Die Bevollmächtigten der Beklagten weisen zurecht darauf hin, dass diese Voraussetzungen vorliegend nicht erfüllt sind. Im Falle eines erneuten Antrags des Klägers auf Bewilligung familienpolitische Teilzeit nach Art. 89 Abs. 1 BayBG kommt es maßgeblich auf die dann gegebenen tatsächlichen Verhältnisse im Personalbereich der Beklagten, insbesondere in dem Sachgebiet, in welchem der Kläger tätig ist und die zu diesem Zeitpunkt vorhandene Arbeitsbelastung an. Zudem ist auch entscheidungsrelevant, im welchem Umfang der Kläger eine Reduzierung der wöchentlichen Arbeitszeit beantragt. Eine tatsächliche Änderung der Verhältnisse ist zudem bereits dadurch eingetreten, dass die ebenfalls nur teilzeitbeschäftigte Kollegin des Klägers, Frau … …, ihren Arbeitsplatz zum 31. Dezember 2019 gekündigt hat und im Wege der Abordnung durch einen Kollegen in Vollzeit ersetzt worden ist.
Ein Rehabilitationsinteresse ist gegeben, wenn der Verwaltungsakt diskriminierenden Charakter hatte und sich aus ihm eine Beeinträchtigung des Persönlichkeitsrechts des Betroffenen ergab.
Die Ablehnung eines Antrags auf Bewilligung familienpolitische Teilzeit mit der Begründung, die Genehmigungsvoraussetzungen lägen nicht vor, weil zwingende dienstliche Belange entgegenstünden, hat keinen diskriminierenden Charakter. Ein solcher ist beispielsweise bei einer publikumswirksamen, polizeilichen Identitätsfeststellung anzunehmen (vgl. Kopp/Schenke, VwGO, 21. Auflage 2015, § 113 Rn. 142).
Der Kläger macht auch nicht geltend, er benötige die gerichtliche Feststellung zur Vorbereitung eines Amtshaftungsprozesses. Er behauptet auch nicht, dass ihm durch die Ablehnung seines Antrags ein finanziell abzugeltender Schaden entstanden sei.

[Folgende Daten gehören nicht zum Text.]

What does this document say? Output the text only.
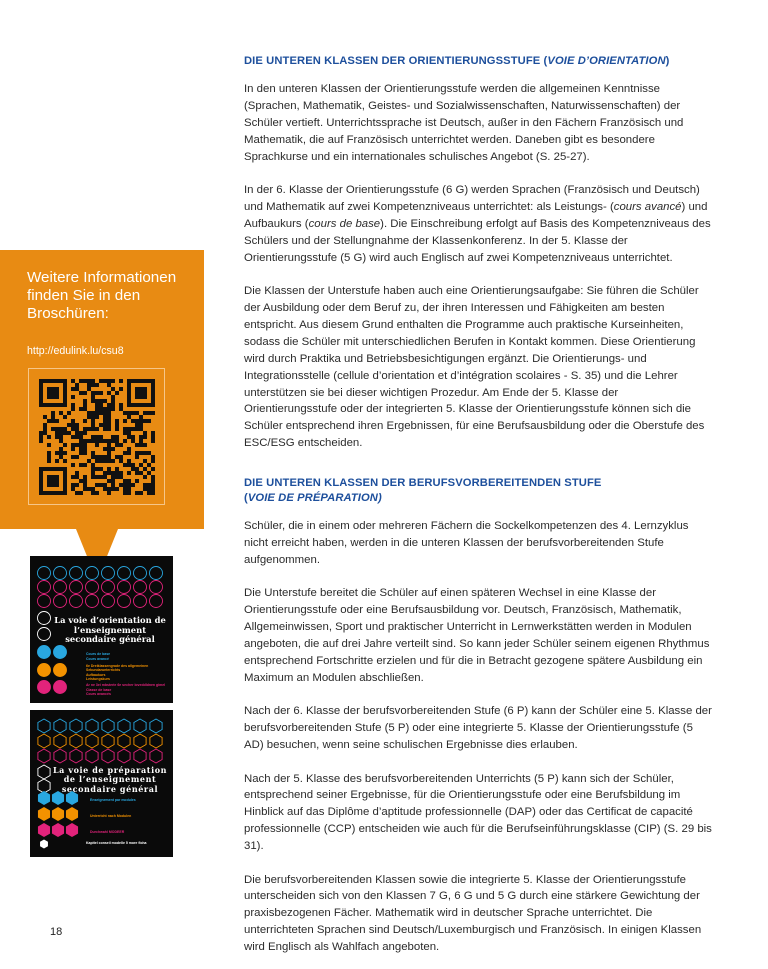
DIE UNTEREN KLASSEN DER ORIENTIERUNGSSTUFE (VOIE D’ORIENTATION)

In den unteren Klassen der Orientierungsstufe werden die allgemeinen Kenntnisse (Sprachen, Mathematik, Geistes- und Sozialwissenschaften, Naturwissenschaften) der Schüler vertieft. Unterrichtssprache ist Deutsch, außer in den Fächern Französisch und Mathematik, die auf Französisch unterrichtet werden. Daneben gibt es besondere Sprachkurse und ein internationales schulisches Angebot (S. 25-27).

In der 6. Klasse der Orientierungsstufe (6 G) werden Sprachen (Französisch und Deutsch) und Mathematik auf zwei Kompetenzniveaus unterrichtet: als Leistungs- (cours avancé) und Aufbaukurs (cours de base). Die Einschreibung erfolgt auf Basis des Kompetenzniveaus des Schülers und der Stellungnahme der Klassenkonferenz. In der 5. Klasse der Orientierungsstufe (5 G) wird auch Englisch auf zwei Kompetenzniveaus unterrichtet.

Die Klassen der Unterstufe haben auch eine Orientierungsaufgabe: Sie führen die Schüler der Ausbildung oder dem Beruf zu, der ihren Interessen und Fähigkeiten am besten entspricht. Aus diesem Grund enthalten die Programme auch praktische Kurseinheiten, sodass die Schüler mit unterschiedlichen Berufen in Kontakt kommen. Diese Orientierung wird durch Praktika und Betriebsbesichtigungen ergänzt. Die Orientierungs- und Integrationsstelle (cellule d’orientation et d’intégration scolaires - S. 35) und die Lehrer unterstützen sie bei dieser wichtigen Prozedur. Am Ende der 5. Klasse der Orientierungsstufe oder der integrierten 5. Klasse der Orientierungsstufe können sich die Schüler entsprechend ihren Ergebnissen, für eine Berufsausbildung oder die Oberstufe des ESC/ESG entscheiden.

DIE UNTEREN KLASSEN DER BERUFSVORBEREITENDEN STUFE
(VOIE DE PRÉPARATION)

Schüler, die in einem oder mehreren Fächern die Sockelkompetenzen des 4. Lernzyklus nicht erreicht haben, werden in die unteren Klassen der berufsvorbereitenden Stufe aufgenommen.

Die Unterstufe bereitet die Schüler auf einen späteren Wechsel in eine Klasse der Orientierungsstufe oder eine Berufsausbildung vor. Deutsch, Französisch, Mathematik, Allgemeinwissen, Sport und praktischer Unterricht in Lernwerkstätten werden in Modulen angeboten, die auf drei Jahre verteilt sind. So kann jeder Schüler seinem eigenen Rhythmus entsprechend Fortschritte erzielen und für die in Betracht gezogene spätere Ausbildung ein Maximum an Modulen abschließen.

Nach der 6. Klasse der berufsvorbereitenden Stufe (6 P) kann der Schüler eine 5. Klasse der berufsvorbereitenden Stufe (5 P) oder eine integrierte 5. Klasse der Orientierungsstufe (5 AD) besuchen, wenn seine schulischen Ergebnisse dies erlauben.

Nach der 5. Klasse des berufsvorbereitenden Unterrichts (5 P) kann sich der Schüler, entsprechend seiner Ergebnisse, für die Orientierungsstufe oder eine Berufsbildung im Hinblick auf das Diplôme d’aptitude professionnelle (DAP) oder das Certificat de capacité professionnelle (CCP) entscheiden wie auch für die Berufseinführungsklasse (CIP) (S. 29 bis 31).

Die berufsvorbereitenden Klassen sowie die integrierte 5. Klasse der Orientierungsstufe unterscheiden sich von den Klassen 7 G, 6 G und 5 G durch eine stärkere Gewichtung der praxisbezogenen Fächer. Mathematik wird in deutscher Sprache unterrichtet. Die unterrichteten Sprachen sind Deutsch/Luxemburgisch und Französisch. In einigen Klassen wird Englisch als Wahlfach angeboten.

Weitere Informationen finden Sie in den Broschüren:
http://edulink.lu/csu8
La voie d’orientation de l’enseignement secondaire général
Cours de base
Cours avancé
6e Dreiklassengrade des allgemeinen Sekundarunterrichts
Aufbaukurs
Leistungskurs
Ar ne 3ei mbsterie 6e secher loveddldnen gimel
Classe de base
Cours avancés
La voie de préparation de l’enseignement secondaire général
Enseignement par modules
Unterricht nach Modulen
Durchwahl MODEER
Kapitel conseil modelle 5 more ficha
18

Der Kläger kann auch nicht gelten machen, dass Feststellungsinteresse ergebe sich aus einem mit der Antragsablehnung verbundenen Eingriff in das Grundrecht aus Art. 6 Abs. 1 GG.
Umstritten ist, wie tief ein Grundrechtseingriff wirken muss, um ein derartiges berechtigtes Interesse zu rechtfertigen. Ausreichend ist nicht jedes Interesse nach Genugtuung, da jeder belastende Verwaltungsakt grundrechtsrelevant wäre. Eine bloße Bezugnahme auf Art. 2 I GG reicht daher nicht aus. Bejaht wurde z.B. ein tiefgreifender Grundrechtseingriff bei Freiheitsentziehung zur Durchsetzung eines Platzverweises durch die Polizei unter Hinweis auf Art. 19 Abs. 4 GG (Kopp/Schenke, 21. Auflage, § 113 Rn. 45). Im Versammlungsrecht besteht ein Feststellungsinteresse, wenn die Versammlungsfreiheit (Art. 8 GG) schwer beeinträchtigt wurde.
Die Versagung der beantragten Bewilligung familienpolitischer Teilzeit führte nicht zu einem vergleichbaren tiefgreifenden Eingriff in das Grundrecht des Klägers aus Art. 6 Abs. 1 GG (Schutz der Ehe und Familie). Art. 89 BayBG regelt abschließend die antragsabhängigen Ansprüche auf Bewilligung von Teilzeitbeschäftigung wie auch diejenigen auf Urlaub ohne Besoldung aus familiären Gründen. Weitergehende Rechte werden auch durch Art. 6 Abs. 1 GG nicht gewährt (vgl. Schnellenbach/Bodanowitz BeamtenR, § 10 Fürsorge- und Schutzpflicht des Dienstherrn, Rn. 11a, beck-online).
Eine Antragsablehnung wegen vom Dienstherren angenommenen Entgegenstehens zwingender dienstliche Belange berührt somit zwar den Schutzbereich des Art. 6 Abs. 1 GG. Es handelt sich jedoch um keinen tiefgreifenden Eingriff in das genannte Grundrecht, sondern um eine mit jeder Ablehnung eines Antrags nach Art. 89 BayBG verbundene Folgewirkung, die kein Feststellungsinteresse zu begründen vermag.
Die Klage war daher abzuweisen.
Die Kostenentscheidung beruht auf §§ 161 Abs. 1, 154 Abs. 1 VwGO, der Ausspruch über die vorläufige Vollstreckbarkeit auf § 167 VwGO i.V.m. §§ 708 Nr. 11, 711 ZPO.
Gründe, die Berufung nach § 124a Abs. 1 VwGO zuzulassen, liegen nicht vor.